Number conver e.g 1.5k (k being thousand) to 1500
Hi,
Basically I am trying to large string numbers to a integer. Not really sure how to explain so I'll give a few examples:
So if I had an input number 1.5k (k being thousand) it would become 1500
or if I had
0.5m that would become 500000
This is the code I currently have which works:
PHP Code:
$numbers = array( '500000', '500k', '0.5m', '0.0005b' );
foreach( $numbers as $n )
{
$result = (in_array(substr ($n, -1), array('k', 'm', 'b')) ? substr ($n, -1) : null);
if($result !== null)
{
// Get the number.
$num = substr($n,0,-1);
if($result == 'k'){ // Thousand
$times = 1000;
}
elseif($result == 'm'){ // Million
$times = 1000000;
}
elseif($result == 'b'){
$times = 1000000000; // Billion
}
$n = $num * $times;
}
var_dump($n);
}
I'm just wondering if there is a better way to do this, maybe using regex?
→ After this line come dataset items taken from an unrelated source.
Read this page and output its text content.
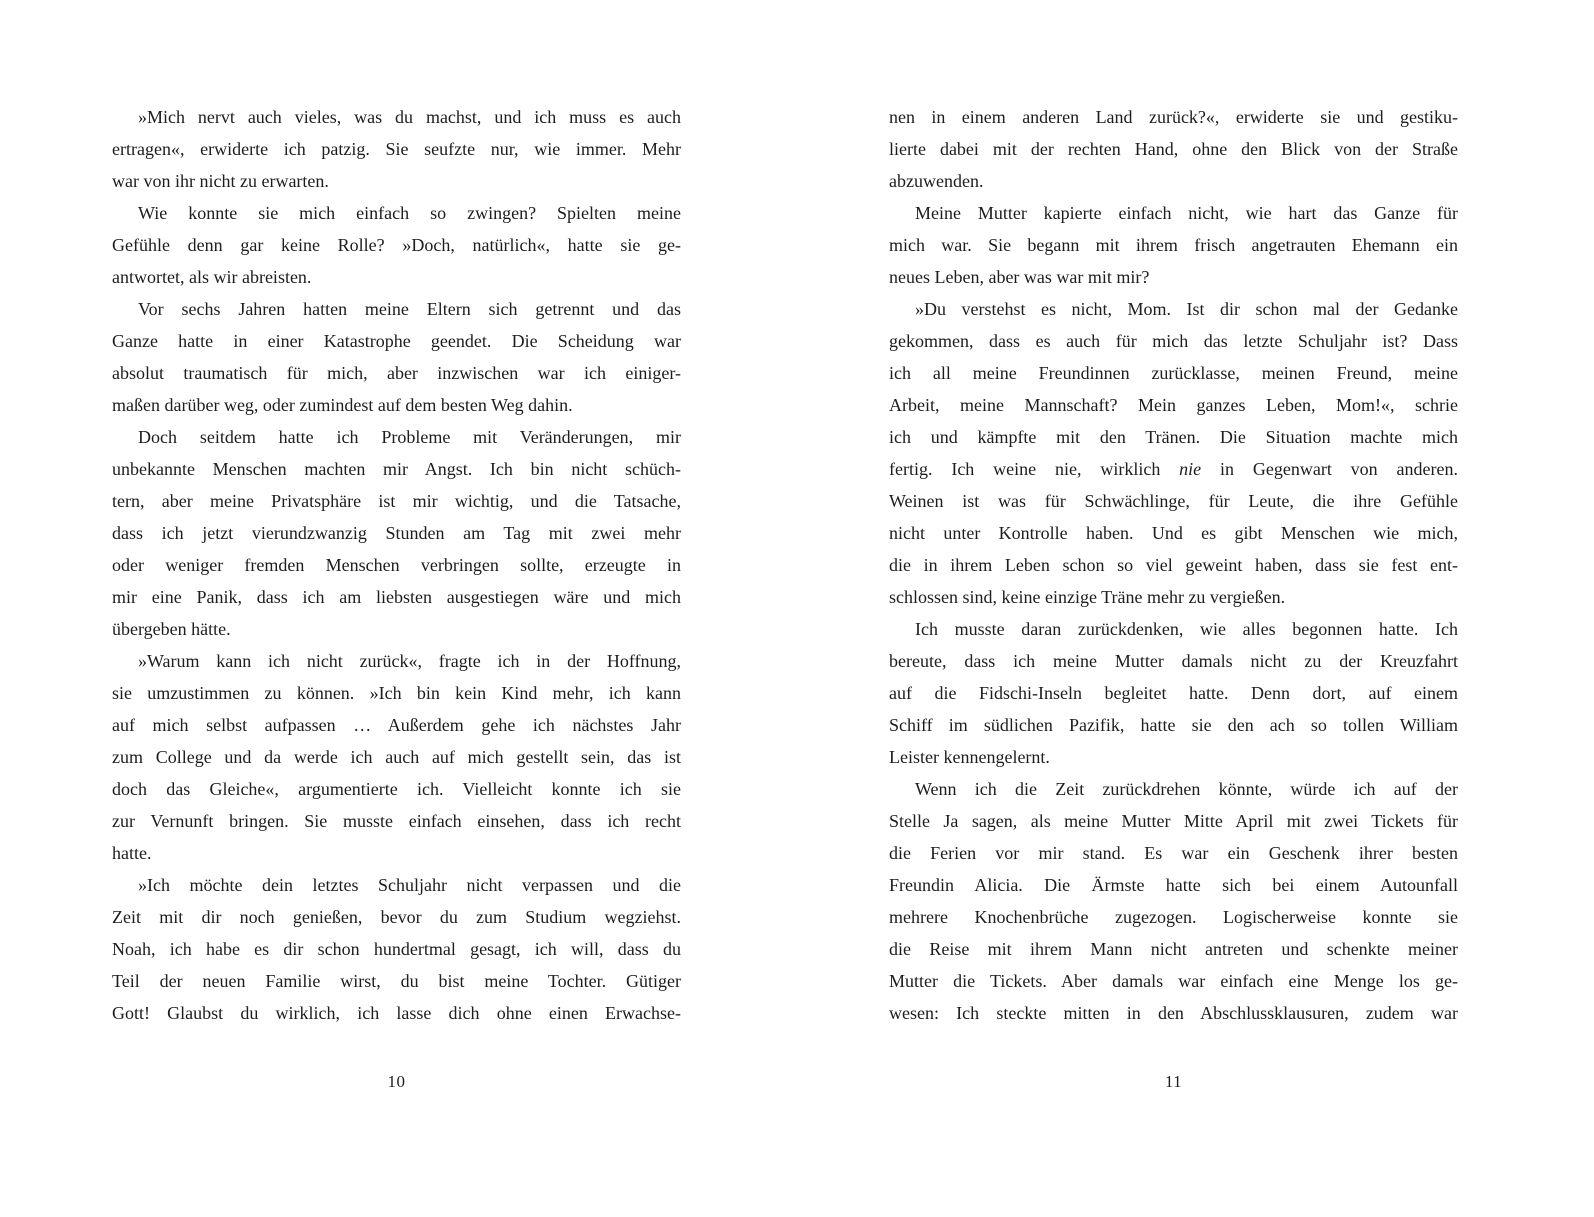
»Mich nervt auch vieles, was du machst, und ich muss es auch
ertragen«, erwiderte ich patzig. Sie seufzte nur, wie immer. Mehr
war von ihr nicht zu erwarten.
Wie konnte sie mich einfach so zwingen? Spielten meine
Gefühle denn gar keine Rolle? »Doch, natürlich«, hatte sie ge-
antwortet, als wir abreisten.
Vor sechs Jahren hatten meine Eltern sich getrennt und das
Ganze hatte in einer Katastrophe geendet. Die Scheidung war
absolut traumatisch für mich, aber inzwischen war ich einiger-
maßen darüber weg, oder zumindest auf dem besten Weg dahin.
Doch seitdem hatte ich Probleme mit Veränderungen, mir
unbekannte Menschen machten mir Angst. Ich bin nicht schüch-
tern, aber meine Privatsphäre ist mir wichtig, und die Tatsache,
dass ich jetzt vierundzwanzig Stunden am Tag mit zwei mehr
oder weniger fremden Menschen verbringen sollte, erzeugte in
mir eine Panik, dass ich am liebsten ausgestiegen wäre und mich
übergeben hätte.
»Warum kann ich nicht zurück«, fragte ich in der Hoffnung,
sie umzustimmen zu können. »Ich bin kein Kind mehr, ich kann
auf mich selbst aufpassen … Außerdem gehe ich nächstes Jahr
zum College und da werde ich auch auf mich gestellt sein, das ist
doch das Gleiche«, argumentierte ich. Vielleicht konnte ich sie
zur Vernunft bringen. Sie musste einfach einsehen, dass ich recht
hatte.
»Ich möchte dein letztes Schuljahr nicht verpassen und die
Zeit mit dir noch genießen, bevor du zum Studium wegziehst.
Noah, ich habe es dir schon hundertmal gesagt, ich will, dass du
Teil der neuen Familie wirst, du bist meine Tochter. Gütiger
Gott! Glaubst du wirklich, ich lasse dich ohne einen Erwachse-
nen in einem anderen Land zurück?«, erwiderte sie und gestiku-
lierte dabei mit der rechten Hand, ohne den Blick von der Straße
abzuwenden.
Meine Mutter kapierte einfach nicht, wie hart das Ganze für
mich war. Sie begann mit ihrem frisch angetrauten Ehemann ein
neues Leben, aber was war mit mir?
»Du verstehst es nicht, Mom. Ist dir schon mal der Gedanke
gekommen, dass es auch für mich das letzte Schuljahr ist? Dass
ich all meine Freundinnen zurücklasse, meinen Freund, meine
Arbeit, meine Mannschaft? Mein ganzes Leben, Mom!«, schrie
ich und kämpfte mit den Tränen. Die Situation machte mich
fertig. Ich weine nie, wirklich nie in Gegenwart von anderen.
Weinen ist was für Schwächlinge, für Leute, die ihre Gefühle
nicht unter Kontrolle haben. Und es gibt Menschen wie mich,
die in ihrem Leben schon so viel geweint haben, dass sie fest ent-
schlossen sind, keine einzige Träne mehr zu vergießen.
Ich musste daran zurückdenken, wie alles begonnen hatte. Ich
bereute, dass ich meine Mutter damals nicht zu der Kreuzfahrt
auf die Fidschi-Inseln begleitet hatte. Denn dort, auf einem
Schiff im südlichen Pazifik, hatte sie den ach so tollen William
Leister kennengelernt.
Wenn ich die Zeit zurückdrehen könnte, würde ich auf der
Stelle Ja sagen, als meine Mutter Mitte April mit zwei Tickets für
die Ferien vor mir stand. Es war ein Geschenk ihrer besten
Freundin Alicia. Die Ärmste hatte sich bei einem Autounfall
mehrere Knochenbrüche zugezogen. Logischerweise konnte sie
die Reise mit ihrem Mann nicht antreten und schenkte meiner
Mutter die Tickets. Aber damals war einfach eine Menge los ge-
wesen: Ich steckte mitten in den Abschlussklausuren, zudem war
10	11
If possible I'd also like to remove all characters from the string that aren't K,M,B . or , to stop anything like 10k00k being input that would confuse the code.
Any help is appreciated, thank you.
Re: Number conver e.g 1.5k (k being thousand) to 1500
For regex, use the preg_match()
And a pattern like this might work:
Code:
/^[0-9][0-9\.,]*(k|b|m)?$/i
That is the first character should be a digit. Then followed by digits or dots or commas, for zero or more times. Then followed by "k" or "b" or "m" or nothing.
Am not good in regex. Maybe you'll get a better pattern than this. :)
Example:
PHP Code:
$num = "100,1230.0m";
$pattern = "/^[0-9][0-9\.,]*(k|b|m)?$/i";
if (preg_match($pattern, $num)) {
echo "Correct form";
} else {
echo "Incorrect form";
}
Hope it helps :wave:
Re: Number conver e.g 1.5k (k being thousand) to 1500
Thank you very much akhileshbc very helpful and I really appreciate it :)
I'm not too good at regex myself so its good to see how to do similar stuff in regex so I know for the future.